When it comes to protecting data, employees need to have knowledge of what constitutes a risk. To make remote work streamlined, many employees have been encouraged to adhere to a BYOD (Bring Your Own Device) policy. But this also means employees may have confidential work data on a personal device. Therefore, it is important that they’re not putting this data at risk without having the right security on those devices.
Use Constant Network Security
Continuous security monitoring is one of the fundamentals of protecting business information. Many systems provide monitoring during business hours when employees will be connecting to a workplace network. However, hacking attempts don’t stop when you go home for the day.

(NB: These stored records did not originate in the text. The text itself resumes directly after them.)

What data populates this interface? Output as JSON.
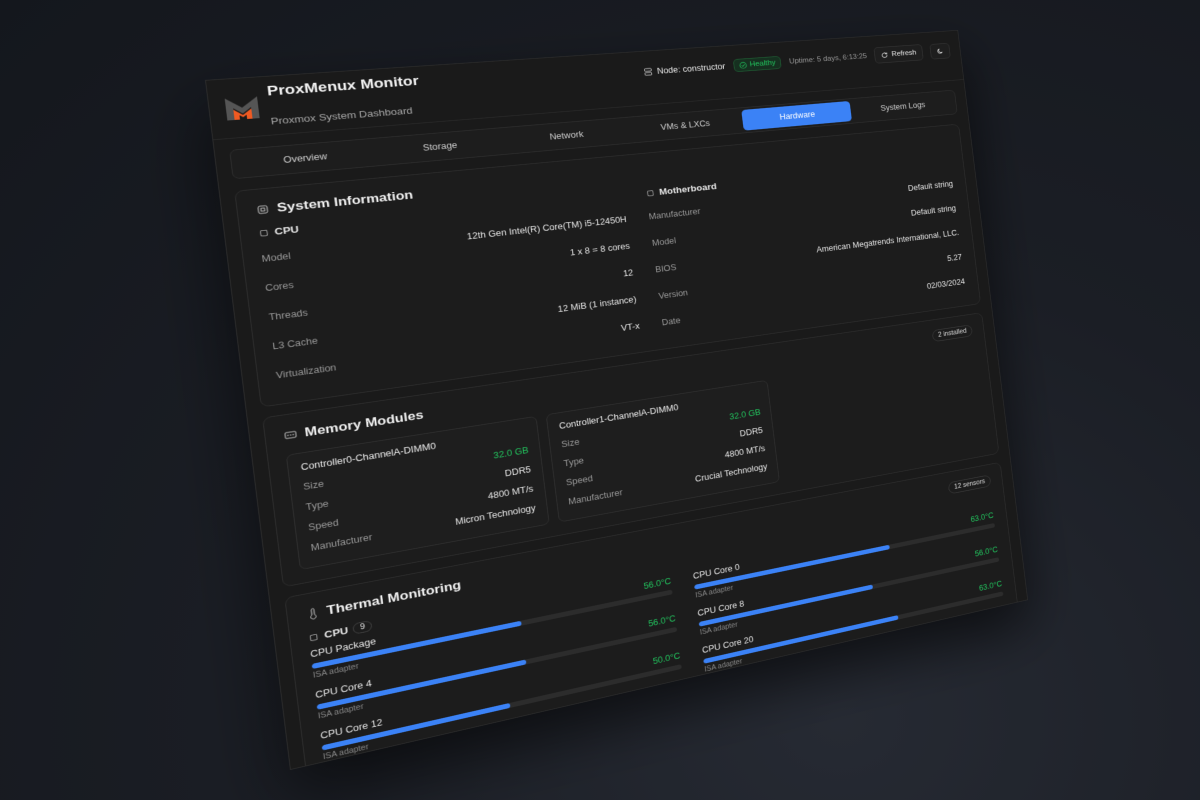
{
  "header": {
    "title": "ProxMenux Monitor",
    "subtitle": "Proxmox System Dashboard",
    "node": "Node: constructor",
    "status": "Healthy",
    "uptime": "Uptime: 5 days, 6:13:25",
    "refresh_label": "Refresh",
    "theme_icon": "moon-icon"
  },
  "tabs": [
    {
      "label": "Overview"
    },
    {
      "label": "Storage"
    },
    {
      "label": "Network"
    },
    {
      "label": "VMs & LXCs"
    },
    {
      "label": "Hardware",
      "active": true
    },
    {
      "label": "System Logs"
    }
  ],
  "system_info": {
    "title": "System Information",
    "cpu": {
      "title": "CPU",
      "rows": [
        {
          "label": "Model",
          "value": "12th Gen Intel(R) Core(TM) i5-12450H"
        },
        {
          "label": "Cores",
          "value": "1 x 8 = 8 cores"
        },
        {
          "label": "Threads",
          "value": "12"
        },
        {
          "label": "L3 Cache",
          "value": "12 MiB (1 instance)"
        },
        {
          "label": "Virtualization",
          "value": "VT-x"
        }
      ]
    },
    "motherboard": {
      "title": "Motherboard",
      "rows": [
        {
          "label": "Manufacturer",
          "value": "Default string"
        },
        {
          "label": "Model",
          "value": "Default string"
        },
        {
          "label": "BIOS",
          "value": "American Megatrends International, LLC."
        },
        {
          "label": "Version",
          "value": "5.27"
        },
        {
          "label": "Date",
          "value": "02/03/2024"
        }
      ]
    }
  },
  "memory": {
    "title": "Memory Modules",
    "badge": "2 installed",
    "modules": [
      {
        "name": "Controller0-ChannelA-DIMM0",
        "rows": [
          {
            "label": "Size",
            "value": "32.0 GB"
          },
          {
            "label": "Type",
            "value": "DDR5"
          },
          {
            "label": "Speed",
            "value": "4800 MT/s"
          },
          {
            "label": "Manufacturer",
            "value": "Micron Technology"
          }
        ]
      },
      {
        "name": "Controller1-ChannelA-DIMM0",
        "rows": [
          {
            "label": "Size",
            "value": "32.0 GB"
          },
          {
            "label": "Type",
            "value": "DDR5"
          },
          {
            "label": "Speed",
            "value": "4800 MT/s"
          },
          {
            "label": "Manufacturer",
            "value": "Crucial Technology"
          }
        ]
      }
    ]
  },
  "thermal": {
    "title": "Thermal Monitoring",
    "badge": "12 sensors",
    "group": "CPU",
    "group_count": "9",
    "sensors": [
      {
        "name": "CPU Package",
        "temp": "56.0°C",
        "level": 56,
        "adapter": "ISA adapter"
      },
      {
        "name": "CPU Core 0",
        "temp": "63.0°C",
        "level": 63,
        "adapter": "ISA adapter"
      },
      {
        "name": "CPU Core 4",
        "temp": "56.0°C",
        "level": 56,
        "adapter": "ISA adapter"
      },
      {
        "name": "CPU Core 8",
        "temp": "56.0°C",
        "level": 56,
        "adapter": "ISA adapter"
      },
      {
        "name": "CPU Core 12",
        "temp": "50.0°C",
        "level": 50,
        "adapter": "ISA adapter"
      },
      {
        "name": "CPU Core 20",
        "temp": "63.0°C",
        "level": 63,
        "adapter": "ISA adapter"
      }
    ]
  },
  "colors": {
    "accent": "#3b82f6",
    "healthy": "#22c55e",
    "logo_orange": "#f05a22"
  }
}
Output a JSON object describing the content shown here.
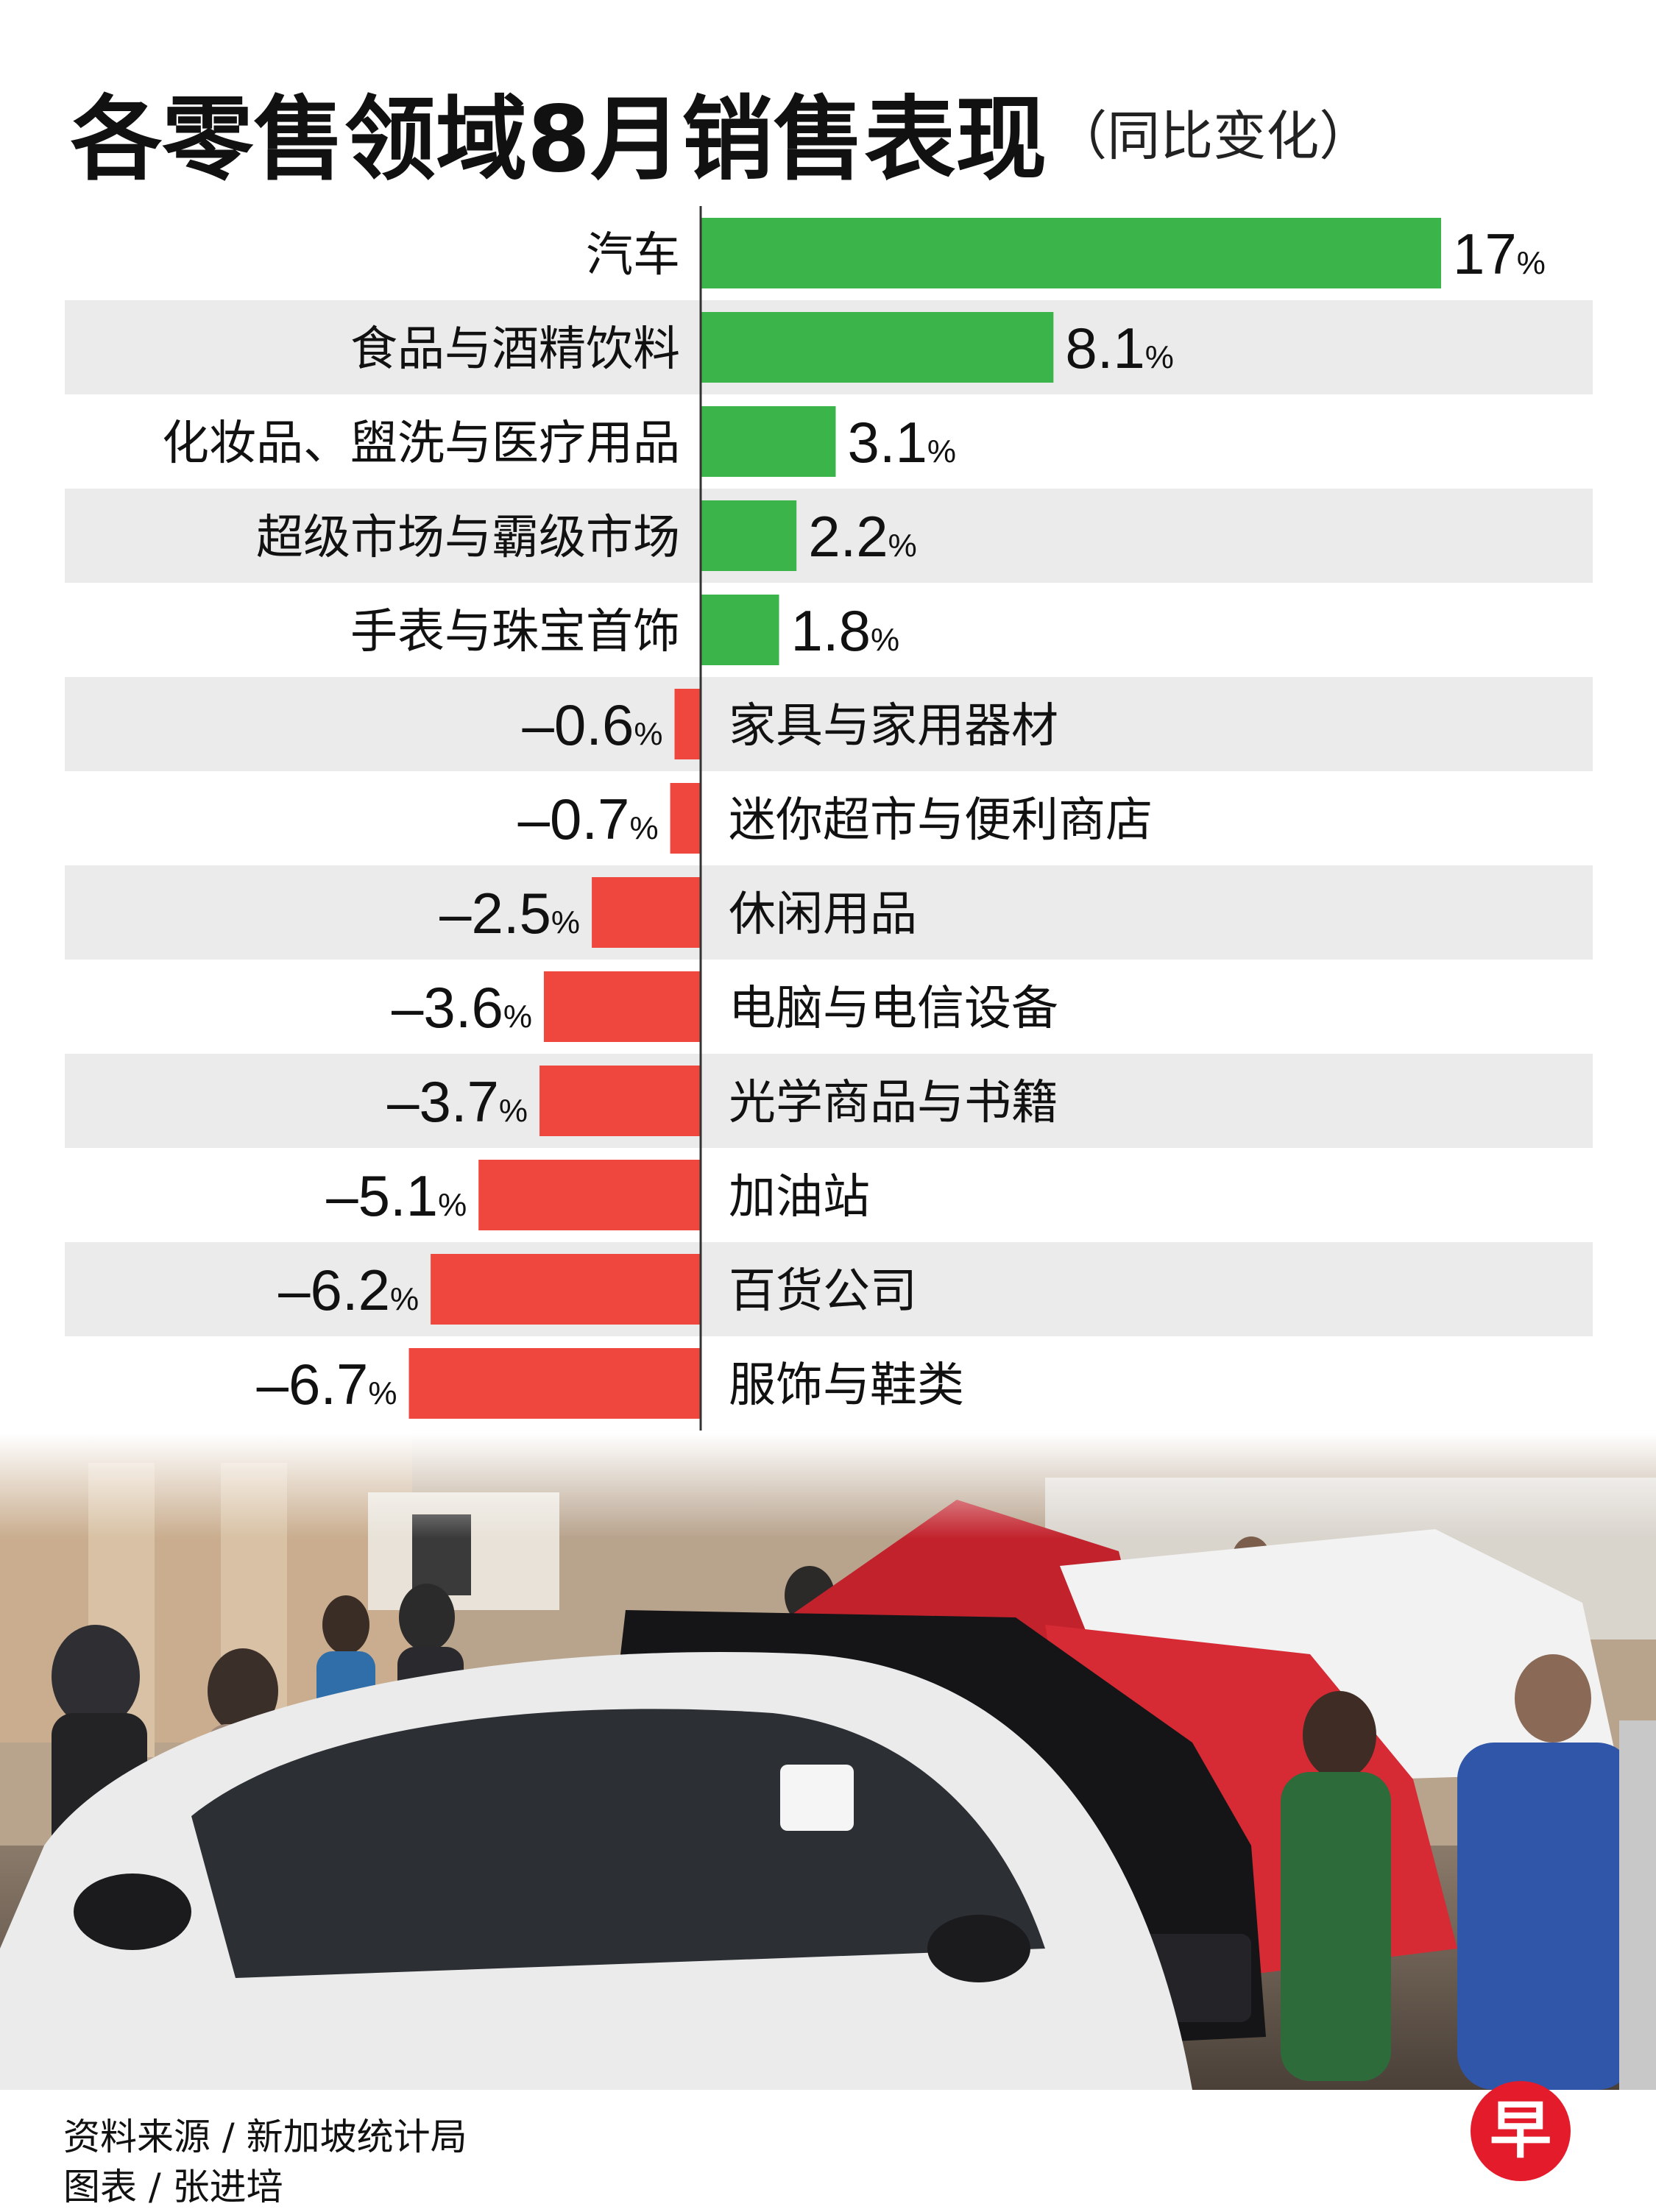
{
  "title": {
    "main": "各零售领域8月销售表现",
    "sub": "（同比变化）"
  },
  "chart_data": {
    "type": "bar",
    "orientation": "horizontal",
    "title": "各零售领域8月销售表现（同比变化）",
    "unit": "%",
    "categories": [
      "汽车",
      "食品与酒精饮料",
      "化妆品、盥洗与医疗用品",
      "超级市场与霸级市场",
      "手表与珠宝首饰",
      "家具与家用器材",
      "迷你超市与便利商店",
      "休闲用品",
      "电脑与电信设备",
      "光学商品与书籍",
      "加油站",
      "百货公司",
      "服饰与鞋类"
    ],
    "values": [
      17,
      8.1,
      3.1,
      2.2,
      1.8,
      -0.6,
      -0.7,
      -2.5,
      -3.6,
      -3.7,
      -5.1,
      -6.2,
      -6.7
    ],
    "labels": [
      "17",
      "8.1",
      "3.1",
      "2.2",
      "1.8",
      "–0.6",
      "–0.7",
      "–2.5",
      "–3.6",
      "–3.7",
      "–5.1",
      "–6.2",
      "–6.7"
    ],
    "colors": {
      "positive": "#3bb54a",
      "negative": "#ef473d",
      "band": "#ebebeb"
    }
  },
  "footer": {
    "source": "资料来源 / 新加坡统计局",
    "credit": "图表 / 张进培"
  },
  "logo": {
    "char": "早",
    "color": "#e31b2b"
  }
}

To guarantee you’re protected at all times, iTology, an IT company in El Reno, recommends proactive, constant network security so that attacks can be prevented and recognized right from the start. With continuous monitoring, security alerts will identify weaknesses or attempted activity and address it before it becomes a problem.
Protect Your Email
Emails are an easy entry point for cybercrime in business and personal life, as 91 percent of hacks begin with an email. Hackers have developed more sophisticated methods to slide under employees radar and have them click on a link or send information without suspicion.
Protecting your email can be easily done through using two-factor authentication wherever possible to protect passwords. Using encryption services can also provide an extra layer of security when it comes to sending sensitive information. It’s also important for employees to learn how to identify and avoid phishing scams.
Software updates can come up in the middle of a work day, and can be easy to ignore or remove rather than install them. They may not seem so important, but this is where hackers can gain access to sensitive information. Outdated software or old hardware that isn’t able to run new versions of software no longer have manager support to identify and fix weaknesses.
Software is continually being updated to improve efficiency and security. Many malware attacks arise from software vulnerabilities in common applications such as browsers and operating systems. When these are used daily in outdated versions, the risk to the user is higher.
Beware of Social Engineering
Another key component in cybersecurity but is potentially overlooked in a technical framework is a social engineering attack. This is where an attacker uses human interaction by reaching out to an employee over email, phone, or other method. They can pretend to be someone who should have access to the information they’re requesting, making it hard to detect the fraud.
Common social engineering tactics involve impersonating a new employee or a repair worker, a client, boss, or fellow company in the industry. They can use specific details they’ve learned or even credentials to divert suspicion.
It’s more important than ever to be aware to protect your business with the right IT infrastructure. There are constant cybersecurity threats to businesses and organizations worldwide, and they are likely to continue to grow. During National Cybersecurity Month, start evaluating your current systems and follow these tips as you look to strengthen your security.